In der Mitte des Neubauareals war ein begrüntes Wohnhochhaus als „Leuchtturm“ gewünscht, als Stadtkrone von Suurstoffi sozusagen. Den Wettbewerb gewann das Zürcher Büro Ramser Schmid Architekten 2015, und im Dezember 2019 wurde ihr „Gartenhochhaus Aglaya“ bezugsfertig. Es ist der gewünschte Hingucker geworden, nicht nur aufgrund seiner Größe: 70 Meter ragt die Dachtraufe über dem Ort auf, das höchste Gebäude von Rotkreuz ist es damit und nach Angaben der Entwickler auch das höchste grüne Hochhaus der Schweiz.

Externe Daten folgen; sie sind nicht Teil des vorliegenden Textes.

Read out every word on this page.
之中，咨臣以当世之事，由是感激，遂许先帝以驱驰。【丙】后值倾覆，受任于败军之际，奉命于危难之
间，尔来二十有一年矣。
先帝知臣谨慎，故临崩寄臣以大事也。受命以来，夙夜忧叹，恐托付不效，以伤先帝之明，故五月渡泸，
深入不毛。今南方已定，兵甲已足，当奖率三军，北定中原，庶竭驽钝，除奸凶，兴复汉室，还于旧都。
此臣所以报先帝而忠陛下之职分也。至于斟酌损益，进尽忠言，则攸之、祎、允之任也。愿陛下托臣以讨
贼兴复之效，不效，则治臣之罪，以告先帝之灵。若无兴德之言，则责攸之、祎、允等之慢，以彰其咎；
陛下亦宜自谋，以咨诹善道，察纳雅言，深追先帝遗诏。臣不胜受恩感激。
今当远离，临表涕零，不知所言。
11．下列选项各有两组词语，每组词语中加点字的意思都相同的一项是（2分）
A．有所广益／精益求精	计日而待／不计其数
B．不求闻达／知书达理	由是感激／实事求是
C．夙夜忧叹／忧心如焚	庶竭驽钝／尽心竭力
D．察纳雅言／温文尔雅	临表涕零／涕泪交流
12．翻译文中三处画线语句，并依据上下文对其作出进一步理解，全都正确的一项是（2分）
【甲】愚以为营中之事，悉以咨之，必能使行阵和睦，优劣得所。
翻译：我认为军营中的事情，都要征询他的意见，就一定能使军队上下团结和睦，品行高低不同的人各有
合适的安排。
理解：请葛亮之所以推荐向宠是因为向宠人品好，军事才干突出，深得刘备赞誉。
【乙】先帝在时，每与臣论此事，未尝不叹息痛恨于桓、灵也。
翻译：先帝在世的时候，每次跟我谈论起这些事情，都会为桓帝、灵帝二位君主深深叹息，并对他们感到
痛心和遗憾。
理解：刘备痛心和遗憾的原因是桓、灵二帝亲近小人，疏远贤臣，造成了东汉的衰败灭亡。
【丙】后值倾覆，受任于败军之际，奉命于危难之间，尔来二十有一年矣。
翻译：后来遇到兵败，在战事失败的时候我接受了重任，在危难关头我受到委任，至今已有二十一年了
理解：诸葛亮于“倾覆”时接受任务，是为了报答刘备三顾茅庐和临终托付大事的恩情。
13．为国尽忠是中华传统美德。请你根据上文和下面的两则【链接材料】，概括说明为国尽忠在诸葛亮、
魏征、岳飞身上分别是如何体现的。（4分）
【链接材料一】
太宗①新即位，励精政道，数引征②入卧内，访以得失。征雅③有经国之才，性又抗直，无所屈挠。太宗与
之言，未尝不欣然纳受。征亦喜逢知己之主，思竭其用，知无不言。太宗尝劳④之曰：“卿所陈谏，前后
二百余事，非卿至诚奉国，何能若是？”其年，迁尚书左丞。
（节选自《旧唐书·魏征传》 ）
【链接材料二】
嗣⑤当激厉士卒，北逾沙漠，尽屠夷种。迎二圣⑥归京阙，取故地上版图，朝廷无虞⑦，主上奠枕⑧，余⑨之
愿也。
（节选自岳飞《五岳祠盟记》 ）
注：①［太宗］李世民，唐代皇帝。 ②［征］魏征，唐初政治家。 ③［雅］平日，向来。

Neben den intensiv begrünten Terrassen sind es die geschwungenen Formen, die auf das Hochhaus aufmerksam machen. Die Architekten haben die geforderte Größe von 22.300 Quadratmetern Geschossfläche in eine geschickt geschwungene Großform verpackt; aus manchen Blickwinkeln wirkt es, als wüchsen da zwei Wohntürme aus einem gemeinsamen Stamm. Der eine Gebäudeteil in Richtung Bahnhof endet in 55 Metern mit einer gemeinschaftlichen Dachterrasse. Im viergeschossigen Sockel liegen Büro- und Geschäftsflächen, in den Etagen darüber 85 Eigentumswohnungen mit 1,5 bis 5,5 Zimmern. Deren Preise variieren zwischen 500.000 und 2,5 Millionen Euro. Die Gesamtbaukosten werden mit umgerechnet 83 Millionen Euro angegeben.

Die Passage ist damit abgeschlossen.